Exploring alternative channels of distribution too
Even as D2C apps gain traction, the FMCG companies are also exploring tie-ups with new-age delivery startups, food-tech service players, food aggregators, hyper local apps and courier firms to have their products delivered to the doorsteps of the end-consumer. In fact, some FMCG companies are also making product-specific tie ups with delivery platforms and micro delivery platforms.
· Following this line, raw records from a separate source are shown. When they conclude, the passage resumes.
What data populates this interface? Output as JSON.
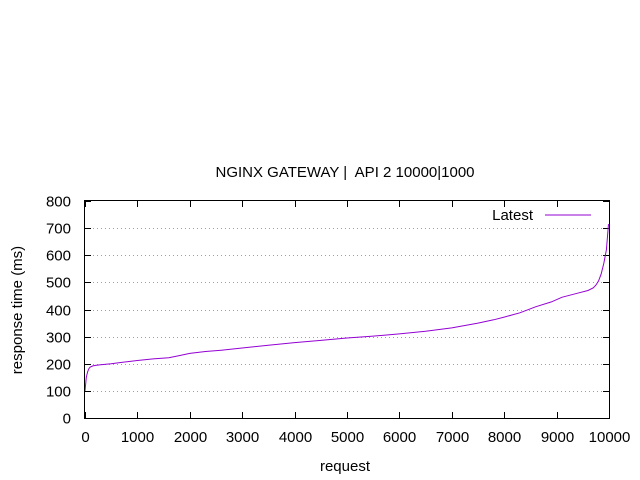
{
  "chart_data": {
    "type": "line",
    "title": "NGINX GATEWAY |  API 2 10000|1000",
    "xlabel": "request",
    "ylabel": "response time (ms)",
    "xlim": [
      0,
      10000
    ],
    "ylim": [
      0,
      800
    ],
    "xticks": [
      0,
      1000,
      2000,
      3000,
      4000,
      5000,
      6000,
      7000,
      8000,
      9000,
      10000
    ],
    "yticks": [
      0,
      100,
      200,
      300,
      400,
      500,
      600,
      700,
      800
    ],
    "grid": "horizontal dotted",
    "legend_position": "top-right",
    "colors": {
      "series": "#9400d3",
      "grid": "#a0a0a0",
      "axis": "#000000"
    },
    "series": [
      {
        "name": "Latest",
        "x": [
          0,
          25,
          50,
          75,
          100,
          150,
          200,
          300,
          500,
          700,
          1000,
          1300,
          1600,
          1800,
          2000,
          2300,
          2600,
          3000,
          3500,
          4000,
          4500,
          5000,
          5500,
          6000,
          6500,
          7000,
          7500,
          7800,
          8000,
          8300,
          8600,
          8900,
          9100,
          9400,
          9600,
          9700,
          9750,
          9800,
          9850,
          9900,
          9950,
          9990
        ],
        "values": [
          100,
          150,
          170,
          182,
          188,
          192,
          194,
          196,
          200,
          205,
          212,
          218,
          222,
          230,
          238,
          245,
          250,
          258,
          268,
          278,
          286,
          295,
          302,
          310,
          320,
          332,
          350,
          362,
          372,
          388,
          410,
          428,
          445,
          460,
          470,
          480,
          490,
          505,
          530,
          570,
          620,
          715
        ]
      }
    ]
  }
}
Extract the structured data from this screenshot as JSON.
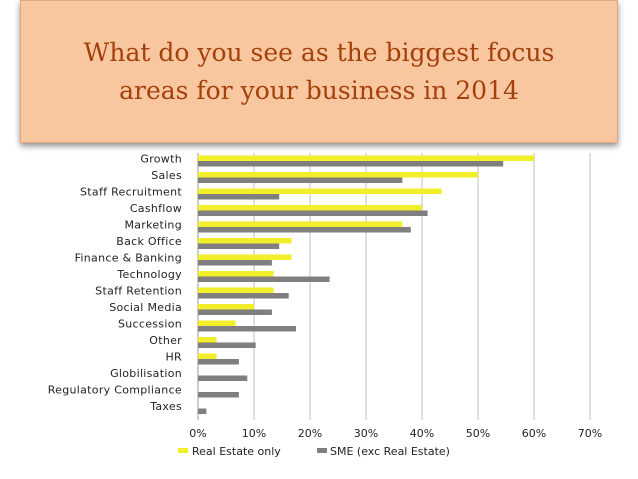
{
  "title": "What do you see as the biggest focus areas for your business in 2014",
  "colors": {
    "title_bg": "#f9c79f",
    "title_text": "#a3400c",
    "series_real_estate": "#f2ee2a",
    "series_sme": "#7f7f7f",
    "grid": "#bfbfbf"
  },
  "chart_data": {
    "type": "bar",
    "orientation": "horizontal",
    "categories": [
      "Growth",
      "Sales",
      "Staff Recruitment",
      "Cashflow",
      "Marketing",
      "Back Office",
      "Finance & Banking",
      "Technology",
      "Staff Retention",
      "Social Media",
      "Succession",
      "Other",
      "HR",
      "Globilisation",
      "Regulatory Compliance",
      "Taxes"
    ],
    "series": [
      {
        "name": "Real Estate only",
        "values": [
          60,
          50,
          43.5,
          40,
          36.5,
          16.7,
          16.7,
          13.5,
          13.5,
          10,
          6.7,
          3.3,
          3.3,
          0,
          0,
          0
        ]
      },
      {
        "name": "SME (exc Real Estate)",
        "values": [
          54.5,
          36.5,
          14.5,
          41,
          38,
          14.5,
          13.2,
          23.5,
          16.2,
          13.2,
          17.5,
          10.3,
          7.3,
          8.8,
          7.3,
          1.5
        ]
      }
    ],
    "xlim": [
      0,
      70
    ],
    "xticks": [
      "0%",
      "10%",
      "20%",
      "30%",
      "40%",
      "50%",
      "60%",
      "70%"
    ],
    "grid": true,
    "legend_position": "bottom"
  }
}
Digitization not limited to distribution: Influencer marketing gets a boost
Rising uptake in apps and the broader digitization has not only been confined to retail and distribution but also advertising and marketing. And riding on the increasingly entrenched position of social media and its consumption, influencer marketing has become a big part of FMCG’s digital marketing strategy in recent one year. According to a report, globally, nearly a fifth (19%) of FMCG companies has raised their influencer spending significantly as compared to pre-covid-19 levels. And within India, during the festive season campaign alone, influencer marketing saw a 20% jump in campaigns. A digital marketing agency has estimated India’s influencer market at $75-150 million a year, as compared to the global market of $1.75 billion, which is only set to get bigger in the coming months and years.
Other technologies that could aid the B2C momentum
At the same time, apart from apps, there are several related B2C technologies and platforms that could add teeth to the ongoing B2C drive. They could range from customer data platforms to data management platforms to marketing automation tools to business intelligence and data visualization tools to social listening tools, among others.
So, incoming future, there is no doubt that the B2C apps as part of an FMCG company’s digitization program will acquire a more permanent dimension. Notwithstanding a resurgence of Covid in certain states, now with vaccination underway and revival of consumer sentiment in urban India, FMCG businesses including food companies are set to see greater activity and growth.